The one thing I hoped my old pal celery juice would magically help with is weight loss, and it hasn’t. There are two very good reasons for this – one, the Medical Medium also suggests you follow a fresh, vegetable-heavy diet alongside the daily juicing which sounds like a lot of hard work to me. And second, I have been doing this experiment over Christmas and New Year – with all the corresponding eating and, especially, drinking. Celery may be a superfood but it’s still just a vegetable. It can’t perform actual miracles.
I’m hooked. I really am. Even if I get zero measurable benefits beyond clear skin, it’s worth it. But I’m very much looking forward to a celery price drop in winter.
Celery juice: The lowdown
How do I jump on the celery juice bandwagon?
According to the godfather of celery juice, Anthony William, you simply drink 470ml of pure celery juice every morning and wait 15-30 minutes before eating or drinking anything else. For more detailed info head to The Medial Medium website.
Who’s into it?
Celebrity fans include Naomi Campbell, Gwyneth Paltrow and Pharrell. In early January, Debra Messing gushed about celery juicing on Instagram, insisting that a daily dose of the green stuff has made her feel “so much better”.

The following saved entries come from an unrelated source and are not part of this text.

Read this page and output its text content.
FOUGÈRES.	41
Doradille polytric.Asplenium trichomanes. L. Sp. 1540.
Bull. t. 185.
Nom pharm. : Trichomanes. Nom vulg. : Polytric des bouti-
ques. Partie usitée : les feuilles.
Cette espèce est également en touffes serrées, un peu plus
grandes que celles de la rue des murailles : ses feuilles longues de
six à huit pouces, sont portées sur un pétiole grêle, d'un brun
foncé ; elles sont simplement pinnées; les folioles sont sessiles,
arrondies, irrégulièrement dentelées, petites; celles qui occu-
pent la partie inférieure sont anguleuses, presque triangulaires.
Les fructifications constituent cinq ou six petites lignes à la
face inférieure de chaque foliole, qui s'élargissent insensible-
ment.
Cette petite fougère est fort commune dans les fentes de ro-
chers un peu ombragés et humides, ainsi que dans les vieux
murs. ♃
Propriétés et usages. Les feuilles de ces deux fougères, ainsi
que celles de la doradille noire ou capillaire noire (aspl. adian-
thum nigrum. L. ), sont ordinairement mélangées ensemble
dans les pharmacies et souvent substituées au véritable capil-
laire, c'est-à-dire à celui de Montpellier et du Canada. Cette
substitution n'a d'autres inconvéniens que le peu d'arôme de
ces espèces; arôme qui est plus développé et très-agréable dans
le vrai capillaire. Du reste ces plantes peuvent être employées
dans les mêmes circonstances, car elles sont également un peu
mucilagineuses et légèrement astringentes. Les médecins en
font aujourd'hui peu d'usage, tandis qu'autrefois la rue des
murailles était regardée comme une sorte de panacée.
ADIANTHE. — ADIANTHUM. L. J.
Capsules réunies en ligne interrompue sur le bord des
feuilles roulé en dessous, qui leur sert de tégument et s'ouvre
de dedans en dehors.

Is it really as amazing as everyone says?
Having tried it, I’d say yes. I can’t think of anything I’ve ever done that’s made such an impact on my skin so quickly. That said, nutritionists caution against any one food being held up as a miracle cure for anything, particularly serious conditions like cancer. But it certainly can’t hurt your health, even if all you’re getting is a good – if expensive – dose of hydration.